A pastor in Sierra Leone has unearthed a 706-carat diamond, according to the government, in one of the largest precious stone finds ever made worldwide.
The discovery was made by Pastor Emmanuel Momoh in an artisanal mine in the village of Koyadu in eastern Kono district, a government statement said on Thursday.
"A 706-carat diamond was presented to President Dr Ernest Bai Koroma yesterday evening," the statement said.
"Receiving the diamond President Koroma thanked the chief and his people for not smuggling the diamond out of the country," it added, referring to the Tankoro chiefdom where Momoh uncovered the gem.

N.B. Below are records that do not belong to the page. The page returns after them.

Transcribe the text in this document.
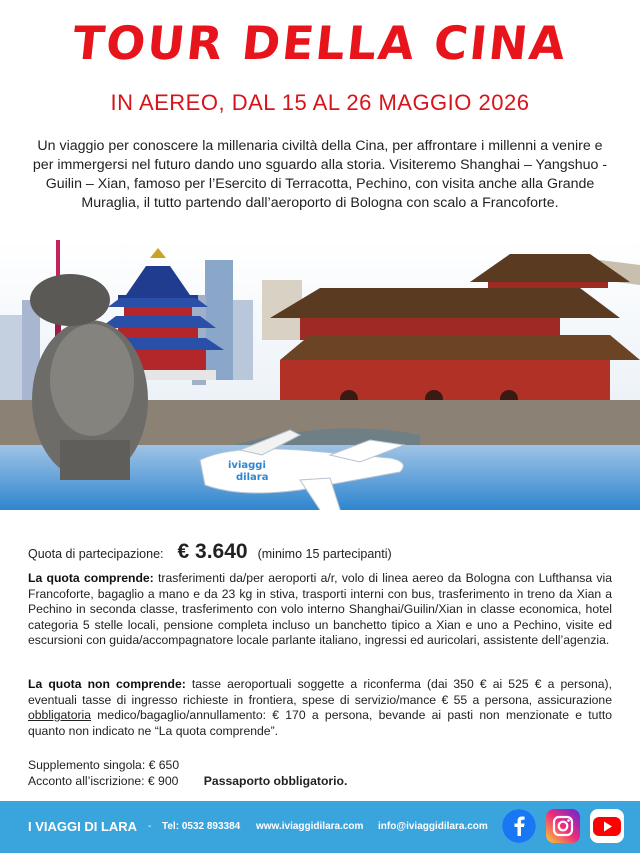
TOUR DELLA CINA
IN AEREO, DAL 15 AL 26 MAGGIO 2026
Un viaggio per conoscere la millenaria civiltà della Cina, per affrontare i millenni a venire e per immergersi nel futuro dando uno sguardo alla storia. Visiteremo Shanghai – Yangshuo - Guilin – Xian, famoso per l’Esercito di Terracotta, Pechino, con visita anche alla Grande Muraglia, il tutto partendo dall’aeroporto di Bologna con scalo a Francoforte.
iviaggi
dilara
Quota di partecipazione: € 3.640 (minimo 15 partecipanti)
La quota comprende: trasferimenti da/per aeroporti a/r, volo di linea aereo da Bologna con Lufthansa via Francoforte, bagaglio a mano e da 23 kg in stiva, trasporti interni con bus, trasferimento in treno da Xian a Pechino in seconda classe, trasferimento con volo interno Shanghai/Guilin/Xian in classe economica, hotel categoria 5 stelle locali, pensione completa incluso un banchetto tipico a Xian e uno a Pechino, visite ed escursioni con guida/accompagnatore locale parlante italiano, ingressi ed auricolari, assistente dell’agenzia.
La quota non comprende: tasse aeroportuali soggette a riconferma (dai 350 € ai 525 € a persona), eventuali tasse di ingresso richieste in frontiera, spese di servizio/mance € 55 a persona, assicurazione obbligatoria medico/bagaglio/annullamento: € 170 a persona, bevande ai pasti non menzionate e tutto quanto non indicato ne “La quota comprende”.
Supplemento singola: € 650
Acconto all’iscrizione: € 900 Passaporto obbligatorio.
I VIAGGI DI LARA - Tel: 0532 893384 www.iviaggidilara.com info@iviaggidilara.com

The diamond will be sold in Sierra Leone with a "transparent" bidding process to the benefit of the community and country, the statement said.
"I have to help the government and my people, so all of us can benefit," presidential spokesman Abdulai Bayraytay quoted the pastor as saying.
Sierra Leone's government has attempted to crack down on cross-border diamond trafficking to persuade foreign investors that "blood diamonds" that fuelled its civil war are a thing of the past.
Diamond expert Paul Zimnisky told the AFP news agency that once the gem's quality was assessed it could rank "between the 10th and 15th largest gem-diamonds ever recovered".
The US-based analyst said such a find by a so-called artisanal miner, the term for workers who use basic tools or their bare hands to sift the earth, was highly unusual.
"Most recent exceptional diamond discoveries have been made by large commercial miners that mine very large volumes of kimberlite ore and process it with advanced equipment," Zimnisky said.
Even though diamonds can be found in about a quarter of Sierra Leone, the country of about six million people is one of the world's five poorest nations, according to the United Nations.